幕間 回想:星の光を滅ぼす者①

 これはアイルがまだ四歳の頃、五歳の誕生日を迎える直前の物語。


 舞台は王都より離れたフール村で巻き起こる。


 時が止まった様なこの村で幼馴染みと共に毎日を楽しく過ごすアイルという少年の姿が見える。


 とても優しく、思いやりに溢れている少年は誰からも好かれていた。


 この当たり前の日常を大切だと自覚する自我は幼い少年には備わっておらず、ただ毎日を楽しく過ごしていた。


 そんなアイルの日常に誰の意志も介在する事など無く、ただの運命により巡り合う。


「だいじょうぶ?」


 偶然他の友人達がそれぞれの都合により村を離れていて、偶然両親も森へと出掛けて家を留守にしていた。

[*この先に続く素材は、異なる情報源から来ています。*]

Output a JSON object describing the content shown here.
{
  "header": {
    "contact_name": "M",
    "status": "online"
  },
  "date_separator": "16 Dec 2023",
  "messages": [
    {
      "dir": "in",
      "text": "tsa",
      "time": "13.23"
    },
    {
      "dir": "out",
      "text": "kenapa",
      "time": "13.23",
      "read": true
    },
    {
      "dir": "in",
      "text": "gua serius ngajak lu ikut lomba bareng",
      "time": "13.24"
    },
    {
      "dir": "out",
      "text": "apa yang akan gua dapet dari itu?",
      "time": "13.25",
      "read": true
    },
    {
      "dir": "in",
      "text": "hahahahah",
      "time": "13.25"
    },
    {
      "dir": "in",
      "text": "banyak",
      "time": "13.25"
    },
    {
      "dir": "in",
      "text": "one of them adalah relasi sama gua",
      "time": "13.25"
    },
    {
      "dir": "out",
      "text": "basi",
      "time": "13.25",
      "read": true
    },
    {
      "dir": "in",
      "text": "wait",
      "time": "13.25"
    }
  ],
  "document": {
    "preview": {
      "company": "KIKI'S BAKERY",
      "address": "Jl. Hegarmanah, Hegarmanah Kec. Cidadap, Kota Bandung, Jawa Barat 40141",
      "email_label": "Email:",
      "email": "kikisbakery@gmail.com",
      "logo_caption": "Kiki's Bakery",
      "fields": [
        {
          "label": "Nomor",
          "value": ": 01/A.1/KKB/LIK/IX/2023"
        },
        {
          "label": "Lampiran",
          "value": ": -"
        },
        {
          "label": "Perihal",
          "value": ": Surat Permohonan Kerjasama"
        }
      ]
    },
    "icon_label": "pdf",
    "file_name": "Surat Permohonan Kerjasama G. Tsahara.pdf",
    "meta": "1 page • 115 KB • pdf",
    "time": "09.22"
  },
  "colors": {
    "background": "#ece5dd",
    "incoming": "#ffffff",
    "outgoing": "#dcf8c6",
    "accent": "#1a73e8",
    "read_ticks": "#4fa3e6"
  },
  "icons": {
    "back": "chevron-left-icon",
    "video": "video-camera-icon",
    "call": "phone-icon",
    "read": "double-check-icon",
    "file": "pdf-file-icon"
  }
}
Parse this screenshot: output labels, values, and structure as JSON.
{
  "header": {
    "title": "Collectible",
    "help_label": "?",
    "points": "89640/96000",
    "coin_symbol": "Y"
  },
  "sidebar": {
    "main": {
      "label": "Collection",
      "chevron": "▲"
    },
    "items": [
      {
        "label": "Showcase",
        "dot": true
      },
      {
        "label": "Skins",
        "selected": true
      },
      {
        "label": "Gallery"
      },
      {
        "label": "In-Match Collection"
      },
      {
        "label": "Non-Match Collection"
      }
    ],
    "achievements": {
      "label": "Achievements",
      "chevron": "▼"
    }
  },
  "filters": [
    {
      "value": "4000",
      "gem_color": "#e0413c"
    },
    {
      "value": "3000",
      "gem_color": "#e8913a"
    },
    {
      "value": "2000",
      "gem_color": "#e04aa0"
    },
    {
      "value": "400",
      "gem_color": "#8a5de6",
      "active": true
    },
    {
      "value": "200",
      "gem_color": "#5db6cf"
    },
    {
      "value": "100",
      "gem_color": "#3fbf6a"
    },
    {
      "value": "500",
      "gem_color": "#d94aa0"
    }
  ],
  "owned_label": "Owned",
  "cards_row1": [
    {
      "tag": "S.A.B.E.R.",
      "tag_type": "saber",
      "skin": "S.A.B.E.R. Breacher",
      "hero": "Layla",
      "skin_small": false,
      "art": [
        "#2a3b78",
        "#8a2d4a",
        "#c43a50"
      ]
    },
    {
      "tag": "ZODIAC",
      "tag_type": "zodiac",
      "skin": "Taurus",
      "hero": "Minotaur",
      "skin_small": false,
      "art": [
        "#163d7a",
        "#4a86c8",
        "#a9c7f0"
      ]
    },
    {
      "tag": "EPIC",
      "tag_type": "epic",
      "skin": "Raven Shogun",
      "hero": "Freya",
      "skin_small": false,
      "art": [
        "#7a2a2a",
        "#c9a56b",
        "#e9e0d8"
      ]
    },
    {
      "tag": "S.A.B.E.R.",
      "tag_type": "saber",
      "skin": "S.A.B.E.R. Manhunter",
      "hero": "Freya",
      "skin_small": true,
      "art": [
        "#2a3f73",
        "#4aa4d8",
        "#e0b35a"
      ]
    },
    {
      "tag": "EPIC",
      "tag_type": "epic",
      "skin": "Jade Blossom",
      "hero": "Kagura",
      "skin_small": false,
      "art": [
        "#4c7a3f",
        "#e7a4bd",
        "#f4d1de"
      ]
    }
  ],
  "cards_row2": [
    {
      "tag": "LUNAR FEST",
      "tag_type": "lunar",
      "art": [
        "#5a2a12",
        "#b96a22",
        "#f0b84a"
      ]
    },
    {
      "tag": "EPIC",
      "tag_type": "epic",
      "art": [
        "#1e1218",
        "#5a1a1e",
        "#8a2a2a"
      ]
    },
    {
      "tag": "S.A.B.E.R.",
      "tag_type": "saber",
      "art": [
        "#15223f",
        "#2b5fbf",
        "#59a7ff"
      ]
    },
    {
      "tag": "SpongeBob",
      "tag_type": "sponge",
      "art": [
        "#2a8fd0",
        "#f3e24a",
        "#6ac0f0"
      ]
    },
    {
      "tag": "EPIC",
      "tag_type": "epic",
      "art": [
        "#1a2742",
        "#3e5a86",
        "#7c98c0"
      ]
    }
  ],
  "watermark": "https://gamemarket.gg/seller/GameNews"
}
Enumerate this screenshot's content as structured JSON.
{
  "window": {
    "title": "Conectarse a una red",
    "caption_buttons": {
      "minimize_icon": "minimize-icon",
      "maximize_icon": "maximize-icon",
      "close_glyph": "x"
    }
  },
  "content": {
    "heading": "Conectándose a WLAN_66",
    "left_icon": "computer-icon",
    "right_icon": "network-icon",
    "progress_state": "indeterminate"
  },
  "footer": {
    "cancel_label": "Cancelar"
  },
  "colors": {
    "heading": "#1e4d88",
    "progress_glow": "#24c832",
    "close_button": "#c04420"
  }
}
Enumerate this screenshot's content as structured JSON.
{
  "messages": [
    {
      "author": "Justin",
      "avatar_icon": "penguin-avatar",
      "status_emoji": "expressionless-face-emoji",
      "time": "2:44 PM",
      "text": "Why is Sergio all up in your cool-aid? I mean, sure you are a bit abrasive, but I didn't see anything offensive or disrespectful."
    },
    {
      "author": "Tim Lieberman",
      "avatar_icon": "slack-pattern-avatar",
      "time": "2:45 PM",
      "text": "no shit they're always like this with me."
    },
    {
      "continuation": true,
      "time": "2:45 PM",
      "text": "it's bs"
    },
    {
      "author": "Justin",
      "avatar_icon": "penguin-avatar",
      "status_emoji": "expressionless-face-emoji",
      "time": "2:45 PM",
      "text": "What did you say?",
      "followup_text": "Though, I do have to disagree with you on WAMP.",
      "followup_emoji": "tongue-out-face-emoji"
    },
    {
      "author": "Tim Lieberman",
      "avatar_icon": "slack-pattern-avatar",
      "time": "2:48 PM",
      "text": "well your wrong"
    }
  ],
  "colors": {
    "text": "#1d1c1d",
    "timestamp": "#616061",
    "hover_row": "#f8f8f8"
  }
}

 ほんの少しの冒険心がアイルの心に湧き上がり、村の少し離れにある洞窟へと誘った。


 黒く濡れた漆黒の長髪を垂らした少女が苦しそうに呻いている。最低限の局部しか隠せていない白い布を身に纏った少女にしかし、照れるという感情など少しも見せず介抱する為に駆け寄る。


「……ハァ……アッ……アァ……来るな」


「で、でも……す、すぐに村長さん呼んでくるからっ!」


 洞窟の奥で少女の安否を確認し、踵を返すアイルを少女は勢い良く押し倒す。


「――――うわっ!?」


「星の力の持ち主か……ちょうど良い」


 少女が、口から牙を覗かせ、アイルの小さな首筋へと乱暴に噛み付く。


「――――ッんん!?」


 幼い少年は訳も分からず抑え付けられ、されるがままに少女から星光を吸い出される。


 アイルの脳裏に思い描かれるのは少女の記憶、星の光の知識、自身の創造主に叫び続ける怨嗟の咆哮。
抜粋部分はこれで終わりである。